“No, not in the twentieth century,” was the flippant answer of the Jews of Sighet in Transylvania when told of the ongoing holocaust by the Nazi German Government. “Not in the 20th century.” The century when I was born. Three genocides – Armenia, the Holocaust and Rwanda. Much more violence than the world should have accepted.
But it was the genocide against the Jews that captured our collective imagination – for its special wickedness, it’s tremendously efficient brutality. And rightly so – because it was against God’s chosen people, who brought us salvation and who we are bound by duty and faith and morality to protect and defend. Not that we, of course, don’t defend everybody. But like Francois Mauriac wrote in the forward, “…that connection between the cross and human suffering remains, in my view, the key to the unfathomable mystery in which the faith of his (Wiesel’s) childhood was lost.” What is the “Response to Auschwitz?” Wiesel asks in the new forward – that is it.
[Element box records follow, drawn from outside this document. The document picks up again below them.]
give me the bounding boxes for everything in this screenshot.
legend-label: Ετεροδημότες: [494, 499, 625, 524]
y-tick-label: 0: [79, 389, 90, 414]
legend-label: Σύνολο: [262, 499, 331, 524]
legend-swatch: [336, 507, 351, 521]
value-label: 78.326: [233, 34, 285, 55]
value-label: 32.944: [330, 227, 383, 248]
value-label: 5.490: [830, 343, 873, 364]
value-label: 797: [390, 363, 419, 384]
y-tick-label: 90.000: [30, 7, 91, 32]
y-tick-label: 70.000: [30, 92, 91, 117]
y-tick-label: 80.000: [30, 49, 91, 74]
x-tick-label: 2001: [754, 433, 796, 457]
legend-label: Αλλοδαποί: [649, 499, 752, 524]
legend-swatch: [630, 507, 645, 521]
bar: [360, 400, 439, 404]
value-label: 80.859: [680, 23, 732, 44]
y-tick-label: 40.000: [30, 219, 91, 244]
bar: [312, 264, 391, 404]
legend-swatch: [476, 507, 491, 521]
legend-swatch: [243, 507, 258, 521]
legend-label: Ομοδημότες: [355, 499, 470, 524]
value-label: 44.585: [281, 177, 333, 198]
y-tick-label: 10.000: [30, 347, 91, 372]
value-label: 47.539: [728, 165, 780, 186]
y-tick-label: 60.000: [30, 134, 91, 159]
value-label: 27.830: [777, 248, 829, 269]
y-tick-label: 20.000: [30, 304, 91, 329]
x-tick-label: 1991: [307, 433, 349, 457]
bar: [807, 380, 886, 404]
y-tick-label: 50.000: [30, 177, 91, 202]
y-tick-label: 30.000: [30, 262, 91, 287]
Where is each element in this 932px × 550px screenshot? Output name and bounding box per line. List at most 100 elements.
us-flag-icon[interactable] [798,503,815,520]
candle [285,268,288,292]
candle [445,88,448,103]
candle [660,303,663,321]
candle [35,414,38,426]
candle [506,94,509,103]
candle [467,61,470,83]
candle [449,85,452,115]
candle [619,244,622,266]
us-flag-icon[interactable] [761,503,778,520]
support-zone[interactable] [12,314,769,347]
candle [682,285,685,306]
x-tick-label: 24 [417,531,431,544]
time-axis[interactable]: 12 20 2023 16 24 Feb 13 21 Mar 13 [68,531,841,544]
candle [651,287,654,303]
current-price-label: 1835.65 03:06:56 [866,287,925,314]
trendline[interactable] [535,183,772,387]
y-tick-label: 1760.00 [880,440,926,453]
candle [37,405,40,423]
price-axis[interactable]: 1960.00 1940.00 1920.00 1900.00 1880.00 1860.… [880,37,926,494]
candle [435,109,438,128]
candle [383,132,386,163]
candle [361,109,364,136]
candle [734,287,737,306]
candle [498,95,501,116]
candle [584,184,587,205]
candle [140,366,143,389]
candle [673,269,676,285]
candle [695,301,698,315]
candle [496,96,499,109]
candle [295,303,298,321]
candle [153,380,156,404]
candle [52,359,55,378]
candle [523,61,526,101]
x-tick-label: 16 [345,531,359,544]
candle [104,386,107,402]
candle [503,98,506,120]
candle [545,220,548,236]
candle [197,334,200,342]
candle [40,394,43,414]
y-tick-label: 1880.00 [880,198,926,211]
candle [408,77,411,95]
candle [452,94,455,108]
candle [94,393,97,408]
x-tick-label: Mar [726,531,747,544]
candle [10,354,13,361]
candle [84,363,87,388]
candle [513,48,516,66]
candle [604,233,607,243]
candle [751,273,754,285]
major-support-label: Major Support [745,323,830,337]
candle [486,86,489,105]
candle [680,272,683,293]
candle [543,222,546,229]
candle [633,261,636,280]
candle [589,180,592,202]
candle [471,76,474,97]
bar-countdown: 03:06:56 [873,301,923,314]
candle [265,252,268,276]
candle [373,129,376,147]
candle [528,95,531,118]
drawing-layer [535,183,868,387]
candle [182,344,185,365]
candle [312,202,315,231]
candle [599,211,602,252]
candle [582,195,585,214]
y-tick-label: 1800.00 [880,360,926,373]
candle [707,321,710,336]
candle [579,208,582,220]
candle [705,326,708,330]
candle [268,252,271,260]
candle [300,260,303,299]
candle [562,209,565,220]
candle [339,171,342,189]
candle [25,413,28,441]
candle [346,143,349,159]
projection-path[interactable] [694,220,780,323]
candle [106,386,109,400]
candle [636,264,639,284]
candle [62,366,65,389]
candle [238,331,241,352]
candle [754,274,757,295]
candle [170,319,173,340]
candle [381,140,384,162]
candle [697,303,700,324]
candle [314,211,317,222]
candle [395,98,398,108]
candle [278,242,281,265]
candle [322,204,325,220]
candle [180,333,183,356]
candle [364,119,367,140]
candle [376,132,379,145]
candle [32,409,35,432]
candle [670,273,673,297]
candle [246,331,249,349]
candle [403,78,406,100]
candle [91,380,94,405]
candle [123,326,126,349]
Jesus’s suffering – an apology of sorts to all the human suffering that has come down the line since creation. Recognition of that fundamental flaw in the human condition that makes us sentient, gives us tremendous powers of creation – to glorify Him or to be wicked. And to die, in recognition that we most often will choose the latter.
I find it interesting that “Night” reads so much like “Day in the Life of Ivan Denisovich” that it is tragically uncanny. True, “Night” is a first person account, and Denisovich is a work of fiction. But is it? The gulag was just as real as Auschwitz – except longer. There was no hope of foreign liberation like the Jews of Auschwitz had with the Russians or Americans. That did not make their suffering less wicked – nor the victims of Stalin either. They are the same.
“But that was the 20th century. This is the 21st century. Not this time.” – Except the mass camps in the People’s Republic of China holding the Uighurs; the political death camps of Kim Jong the next and Kim Jong who comes after that. Tigray in Ethiopia – ironically orchestrated by a colleague Nobel winner of sorts of Elie. So too the Rohingya in Burma – another Nobel Prize winner. The bombing of Libya and Syria and Afghanistan by yet another Nobel Prize winner; 250,000 lives lost in Iraq – maybe more. The 21st century isn’t the 20th? Its not worse, nor is it better. It’s the same.
So what to do? We keep raising our voices. To remember the Jewish lives lost in the Holocaust – to call it by name and not shy away from the fact that we could have done more – that we still should be doing more. Because like Wiesel said in his Nobel acceptance speech, “Our lives are no longer our own. They belong to those who need us desperately.”